The proposal raises many environmental and political questions, and it is far from clear that the company can overcome the opposition that seems to crop up to any new power plant in the Northeast. But if the proposal wins approval and if it succeeds in burying 90 percent of its carbon dioxide emissions, as planned, it could be a major step toward finding a technological fix for global warming.
“If this succeeds, it’s going to be very hard for utilities to say,‘Oh no no, you can’t do this,’“ said Daniel Schrag, a Harvard University geochemist whose work inspired the proposal.
The plan may get an attentive hearing in Washington, where President Obama has installed a team that is determined to put new clean-energy plans into effect. The Linden proposal builds on the work of Mr. Schrag and one of his graduate students, Kurt Zenz House. In a paper in 2006, they argued that layers of rock beneath the ocean floor might be the best place to bury the huge amounts of carbon dioxide that industrial societies emit into the atmosphere.
SCS Energy, which hired Mr. Schrag as a consultant after learning of that work, has specialized in tricky projects.
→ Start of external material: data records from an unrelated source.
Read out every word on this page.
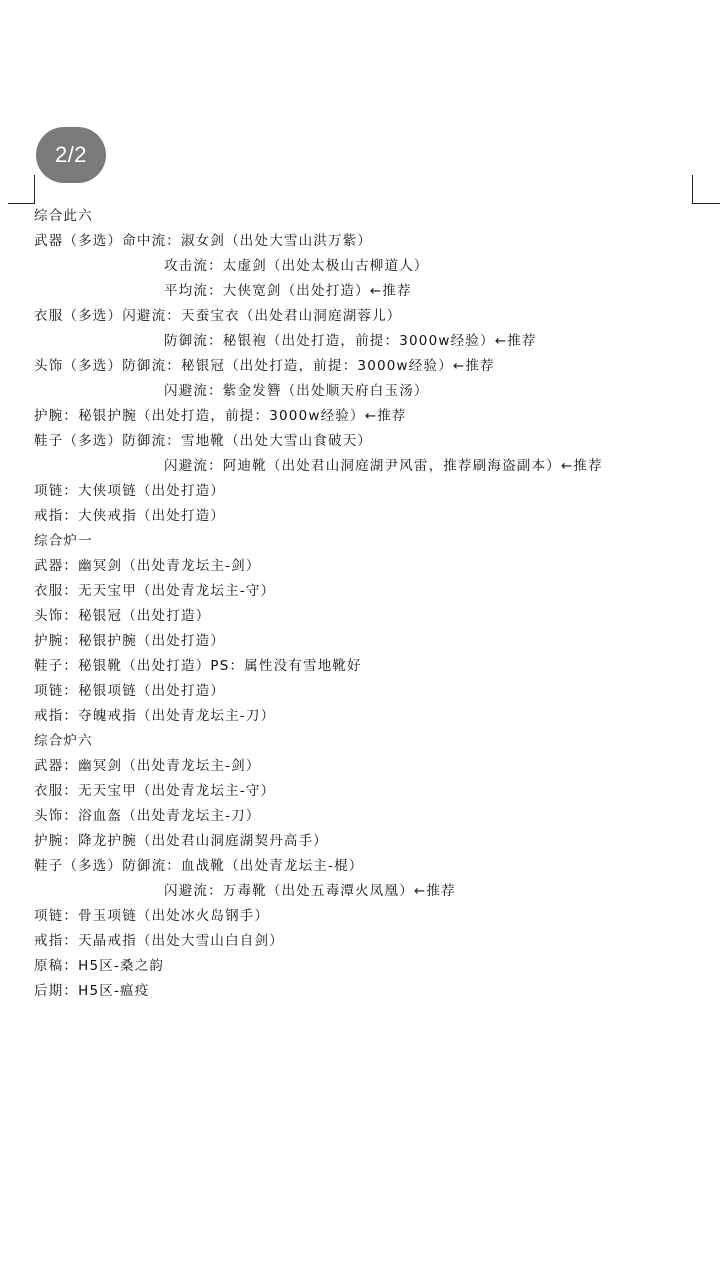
2/2
综合此六
武器（多选）命中流：淑女剑（出处大雪山洪万紫）
攻击流：太虚剑（出处太极山古柳道人）
平均流：大侠宽剑（出处打造）←推荐
衣服（多选）闪避流：天蚕宝衣（出处君山洞庭湖蓉儿）
防御流：秘银袍（出处打造，前提：3000w经验）←推荐
头饰（多选）防御流：秘银冠（出处打造，前提：3000w经验）←推荐
闪避流：紫金发簪（出处顺天府白玉汤）
护腕：秘银护腕（出处打造，前提：3000w经验）←推荐
鞋子（多选）防御流：雪地靴（出处大雪山食破天）
闪避流：阿迪靴（出处君山洞庭湖尹风雷，推荐刷海盗副本）←推荐
项链：大侠项链（出处打造）
戒指：大侠戒指（出处打造）
综合炉一
武器：幽冥剑（出处青龙坛主-剑）
衣服：无天宝甲（出处青龙坛主-守）
头饰：秘银冠（出处打造）
护腕：秘银护腕（出处打造）
鞋子：秘银靴（出处打造）PS：属性没有雪地靴好
项链：秘银项链（出处打造）
戒指：夺魄戒指（出处青龙坛主-刀）
综合炉六
武器：幽冥剑（出处青龙坛主-剑）
衣服：无天宝甲（出处青龙坛主-守）
头饰：浴血盔（出处青龙坛主-刀）
护腕：降龙护腕（出处君山洞庭湖契丹高手）
鞋子（多选）防御流：血战靴（出处青龙坛主-棍）
闪避流：万毒靴（出处五毒潭火凤凰）←推荐
项链：骨玉项链（出处冰火岛钢手）
戒指：天晶戒指（出处大雪山白自剑）
原稿：H5区-桑之韵
后期：H5区-瘟疫
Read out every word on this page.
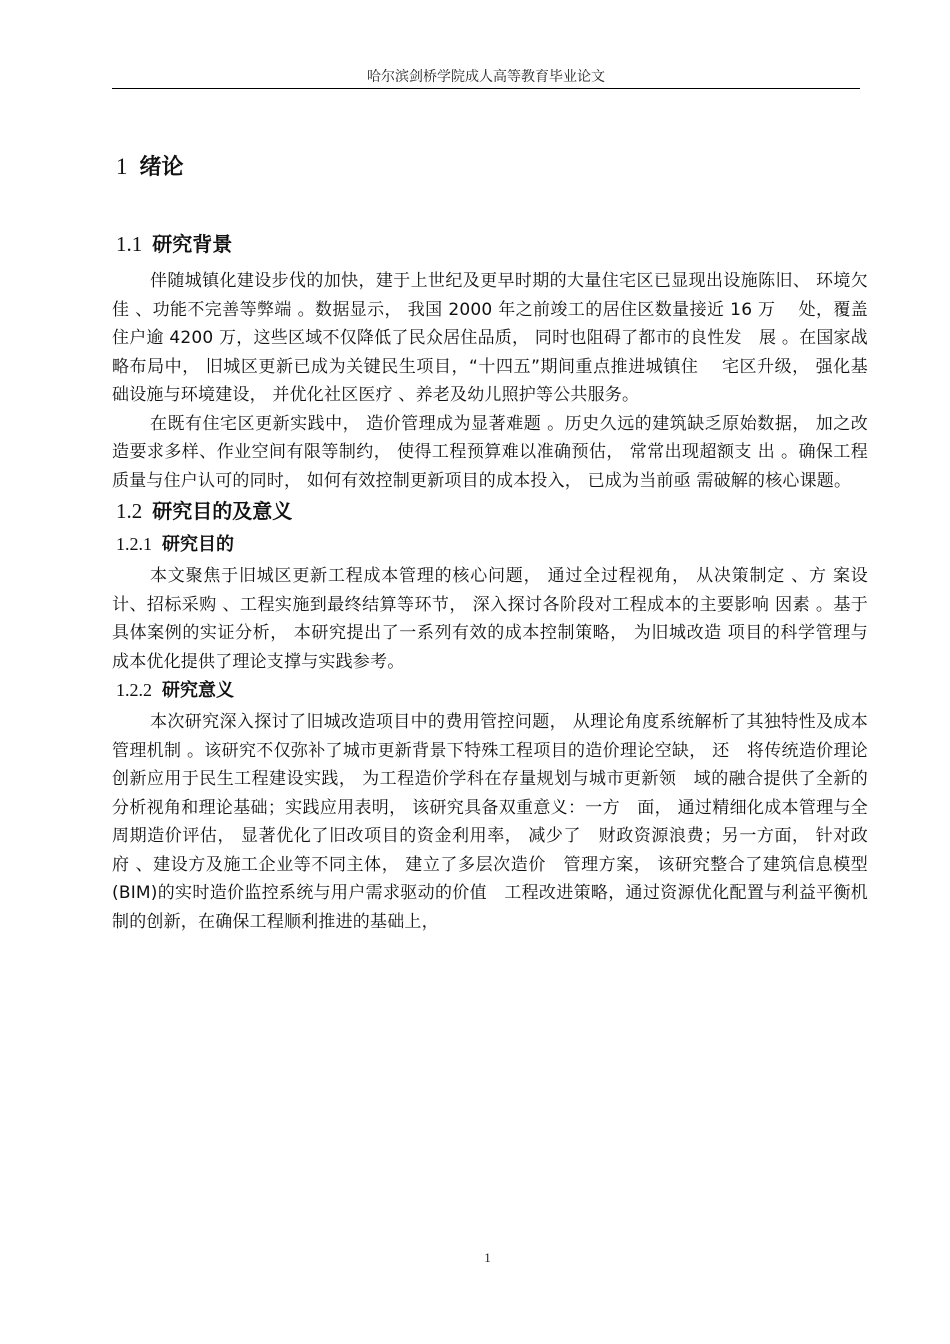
哈尔滨剑桥学院成人高等教育毕业论文
1 绪论
1.1 研究背景

伴随城镇化建设步伐的加快，建于上世纪及更早时期的大量住宅区已显现出设施陈旧、 环境欠佳 、功能不完善等弊端 。数据显示， 我国 2000 年之前竣工的居住区数量接近 16 万　 处，覆盖住户逾 4200 万，这些区域不仅降低了民众居住品质， 同时也阻碍了都市的良性发　展 。在国家战略布局中， 旧城区更新已成为关键民生项目，“十四五”期间重点推进城镇住　 宅区升级， 强化基础设施与环境建设， 并优化社区医疗 、养老及幼儿照护等公共服务。

在既有住宅区更新实践中， 造价管理成为显著难题 。历史久远的建筑缺乏原始数据， 加之改造要求多样、作业空间有限等制约， 使得工程预算难以准确预估， 常常出现超额支 出 。确保工程质量与住户认可的同时， 如何有效控制更新项目的成本投入， 已成为当前亟 需破解的核心课题。

1.2 研究目的及意义
1.2.1 研究目的

本文聚焦于旧城区更新工程成本管理的核心问题， 通过全过程视角， 从决策制定 、方 案设计、招标采购 、工程实施到最终结算等环节， 深入探讨各阶段对工程成本的主要影响 因素 。基于具体案例的实证分析， 本研究提出了一系列有效的成本控制策略， 为旧城改造 项目的科学管理与成本优化提供了理论支撑与实践参考。

1.2.2 研究意义

本次研究深入探讨了旧城改造项目中的费用管控问题， 从理论角度系统解析了其独特性及成本管理机制 。该研究不仅弥补了城市更新背景下特殊工程项目的造价理论空缺， 还　将传统造价理论创新应用于民生工程建设实践， 为工程造价学科在存量规划与城市更新领　域的融合提供了全新的分析视角和理论基础；实践应用表明， 该研究具备双重意义：一方　面， 通过精细化成本管理与全周期造价评估， 显著优化了旧改项目的资金利用率， 减少了　财政资源浪费；另一方面， 针对政府 、建设方及施工企业等不同主体， 建立了多层次造价　管理方案， 该研究整合了建筑信息模型(BIM)的实时造价监控系统与用户需求驱动的价值　工程改进策略，通过资源优化配置与利益平衡机制的创新，在确保工程顺利推进的基础上，

1
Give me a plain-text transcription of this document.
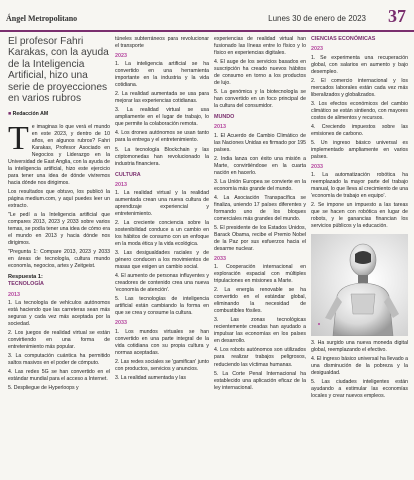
Ángel Metropolitano	Lunes 30 de enero de 2023 37
El profesor Fahri Karakas, con la ayuda de la Inteligencia Artificial, hizo una serie de proyecciones en varios rubros
■ Redacción AM
T e imaginas lo que verá el mundo en este 2023, y dentro de 10 años, en algunos rubros? Fahri Karakas, Profesor Asociado en Negocios y Liderazgo en la Universidad de East Anglia, con la ayuda de la inteligencia artificial, hizo este ejercicio para tener una idea de dónde viviremos hacia dónde nos dirigimos.

Los resultados que obtuvo, los publicó la página medium.com, y aquí puedes leer un extracto.

"Le pedí a la Inteligencia artificial que compares 2013, 2023 y 2033 sobre varios temas, se podía tener una idea de cómo era el mundo en 2013 y hacia dónde nos dirigimos.

"Pregunta 1: Compare 2013, 2023 y 2033 en áreas de tecnología, cultura mundo economía, negocios, artes y Zeitgeist.

Respuesta 1:
TECNOLOGÍA
2013

1. La tecnología de vehículos autónomos está haciendo que las carreteras sean más seguras y cada vez más aceptada por la sociedad.

2. Los juegos de realidad virtual se están convirtiendo en una forma de entretenimiento más popular.

3. La computación cuántica ha permitido saltos masivos en el poder de cómputo.

4. Las redes 5G se han convertido en el estándar mundial para el acceso a Internet.

5. Despliegue de Hyperloops y

túneles subterráneos para revolucionar el transporte

2023

1. La inteligencia artificial se ha convertido en una herramienta importante en la industria y la vida cotidiana.

2. La realidad aumentada se usa para mejorar las experiencias cotidianas.

3. La realidad virtual se usa ampliamente en el lugar de trabajo, lo que permite la colaboración remota.

4. Los drones autónomos se usan tanto para la entrega y el entretenimiento.

5. La tecnología Blockchain y las criptomonedas han revolucionado la industria financiera.

CULTURA
2013

1. La realidad virtual y la realidad aumentada crean una nueva cultura de aprendizaje experiencial y entretenimiento.

2. La creciente conciencia sobre la sostenibilidad conduce a un cambio en los hábitos de consumo con un enfoque en la moda ética y la vida ecológica.

3. Las desigualdades raciales y de género conducen a los movimientos de masas que exigen un cambio social.

4. El aumento de personas influyentes y creadores de contenido crea una nueva 'economía de atención'.

5. Las tecnologías de inteligencia artificial están cambiando la forma en que se crea y consume la cultura.

2033

1. Los mundos virtuales se han convertido en una parte integral de la vida cotidiana con su propia cultura y normas aceptadas.

2. Las redes sociales se 'gamifican' junto con productos, servicios y anuncios.

3. La realidad aumentada y las

experiencias de realidad virtual han fusionado las líneas entre lo físico y lo físico en experiencias digitales.

4. El auge de los servicios basados en suscripción ha creado nuevos hábitos de consumo en torno a los productos de lujo.

5. La genómica y la biotecnología se han convertido en un foco principal de la cultura del consumidor.

MUNDO
2013

1. El Acuerdo de Cambio Climático de las Naciones Unidas es firmado por 195 países.

2. India lanza con éxito una misión a Marte, convirtiéndose en la cuarta nación en hacerlo.

3. La Unión Europea se convierte en la economía más grande del mundo.

4. La Asociación Transpacífica se finaliza, uniendo 17 países diferentes y formando uno de los bloques comerciales más grandes del mundo.

5. El presidente de los Estados Unidos, Barack Obama, recibe el Premio Nobel de la Paz por sus esfuerzos hacia el desarme nuclear.

2033

1. Cooperación internacional en exploración espacial con múltiples tripulaciones en misiones a Marte.

2. La energía renovable se ha convertido en el estándar global, eliminando la necesidad de combustibles fósiles.

3. Las zonas tecnológicas recientemente creadas han ayudado a impulsar las economías en los países en desarrollo.

4. Los robots autónomos son utilizados para realizar trabajos peligrosos, reduciendo las víctimas humanas.

5. La Corte Penal Internacional ha establecido una aplicación eficaz de la ley internacional.

CIENCIAS ECONÓMICAS
2023

1. Se experimenta una recuperación global, con salarios en aumento y bajo desempleo.

2. El comercio internacional y los mercados laborales están cada vez más liberalizados y globalizados.

3. Los efectos económicos del cambio climático se están sintiendo, con mayores costos de alimentos y recursos.

4. Creciendo impuestos sobre las emisiones de carbono.

5. Un ingreso básico universal es implementado ampliamente en varios países.

2033

1. La automatización robótica ha reemplazado la mayor parte del trabajo manual, lo que lleva al crecimiento de una 'economía de trabajo en equipo'.

2. Se impone un impuesto a las tareas que se hacen con robótica en lugar de robots, y le ganancias financian los servicios públicos y la educación.

3. Ha surgido una nueva moneda digital global, reemplazando el efectivo.

4. El ingreso básico universal ha llevado a una disminución de la pobreza y la desigualdad.

5. Las ciudades inteligentes están ayudando a estimular las economías locales y crear nuevos empleos.
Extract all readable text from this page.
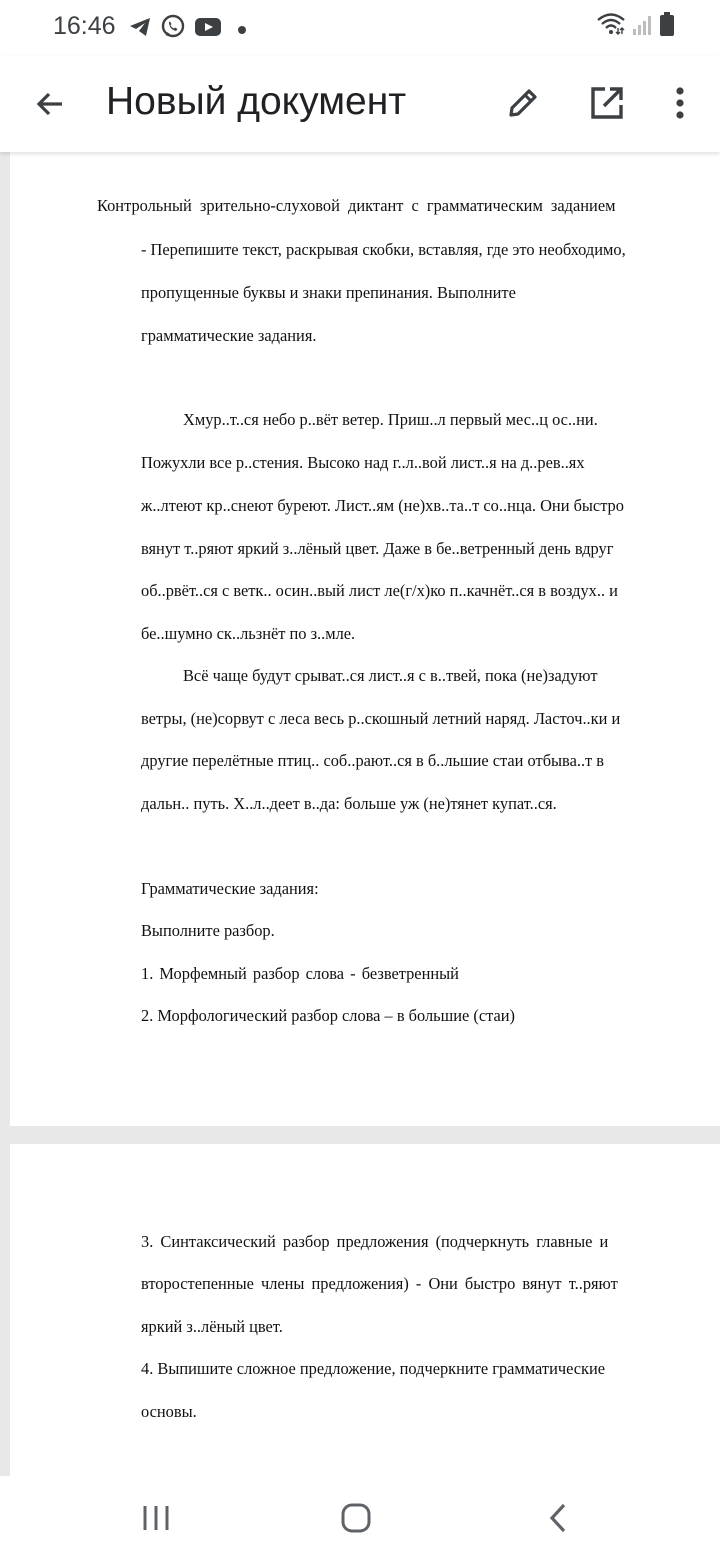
16:46
Новый документ
Контрольный зрительно-слуховой диктант с грамматическим заданием
- Перепишите текст, раскрывая скобки, вставляя, где это необходимо,
пропущенные буквы и знаки препинания. Выполните
грамматические задания.
Хмур..т..ся небо р..вёт ветер. Приш..л первый мес..ц ос..ни.
Пожухли все р..стения. Высоко над г..л..вой лист..я на д..рев..ях
ж..лтеют кр..снеют буреют. Лист..ям (не)хв..та..т со..нца. Они быстро
вянут т..ряют яркий з..лёный цвет. Даже в бе..ветренный день вдруг
об..рвёт..ся с ветк.. осин..вый лист ле(г/х)ко п..качнёт..ся в воздух.. и
бе..шумно ск..льзнёт по з..мле.
Всё чаще будут срыват..ся лист..я с в..твей, пока (не)задуют
ветры, (не)сорвут с леса весь р..скошный летний наряд. Ласточ..ки и
другие перелётные птиц.. соб..рают..ся в б..льшие стаи отбыва..т в
дальн.. путь. Х..л..деет в..да: больше уж (не)тянет купат..ся.
Грамматические задания:
Выполните разбор.
1. Морфемный разбор слова - безветренный
2. Морфологический разбор слова – в большие (стаи)
3. Синтаксический разбор предложения (подчеркнуть главные и
второстепенные члены предложения) - Они быстро вянут т..ряют
яркий з..лёный цвет.
4. Выпишите сложное предложение, подчеркните грамматические
основы.
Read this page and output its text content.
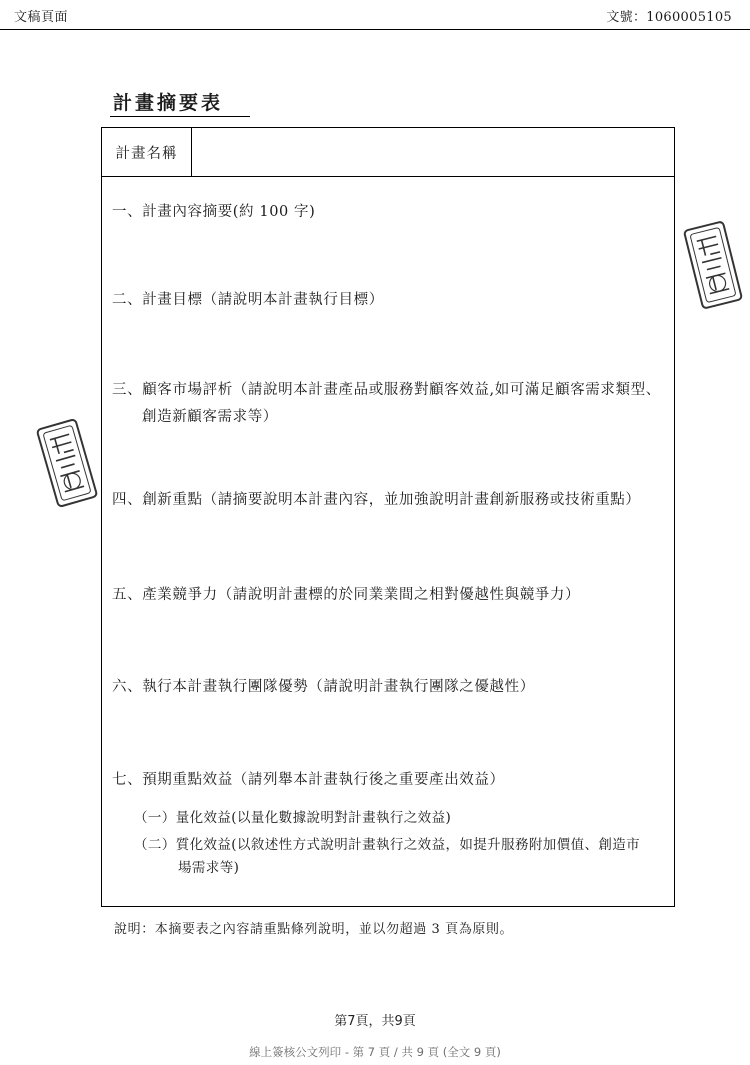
文稿頁面	文號：1060005105
計畫摘要表
計畫名稱
一、計畫內容摘要(約 100 字)
二、計畫目標（請說明本計畫執行目標）
三、顧客市場評析（請說明本計畫產品或服務對顧客效益,如可滿足顧客需求類型、
創造新顧客需求等）
四、創新重點（請摘要說明本計畫內容，並加強說明計畫創新服務或技術重點）
五、產業競爭力（請說明計畫標的於同業業間之相對優越性與競爭力）
六、執行本計畫執行團隊優勢（請說明計畫執行團隊之優越性）
七、預期重點效益（請列舉本計畫執行後之重要產出效益）
（一）量化效益(以量化數據說明對計畫執行之效益)
（二）質化效益(以敘述性方式說明計畫執行之效益，如提升服務附加價值、創造市
場需求等)
說明：本摘要表之內容請重點條列說明，並以勿超過 3 頁為原則。
第7頁，共9頁
線上簽核公文列印 - 第 7 頁 / 共 9 頁 (全文 9 頁)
The company has struck a deal to pay $95 million for an old DuPont chemical factory site at Grasselli Point in Linden. The site is near rail lines and barges that can deliver coal. More than a dozen permits are needed.
A buried steel pipe, 61 centimeters in diameter, would transport liquid carbon dioxide from the power plant to a site 113 kilometers offshore, beneath nearly a kilometer of water. A well would inject the carbon dioxide to a depth of about 1.6 kilometers below the sea floor, into a layer of ancient sandstone. Mr. Schrag said the carbon dioxide would stay there for millions of years, kept down by a thick layer of mud and the weight of the sea. Not even earthquakes or underwater landslides would be likely to dislodge it, he said.
“The worst thing that could happen is a little bit of CO2 escaping into the atmosphere,”said Dean Malouta, the manager of technology for exploration and production for Shell’s Americas region, which has financed some related research.
Worldwide, more than a dozen projects are under way to store power plant emissions. Norway is the only country to have undertaken a large project to bury greenhouse gas emissions under the sea floor, at the Sleipner gas field 250 kilometers off the coast in the North Sea. That project has been going safely for 13 years, but it buries less than a quarter of the amount of carbon dioxide as proposed in New Jersey.
Environmental groups have been divided over whether this approach is a good idea.“The burden of proof is clearly going to be on the project developers”to prove the geological suitability of undersea storage, said Mark Brownstein of the Environmental Defense Fund.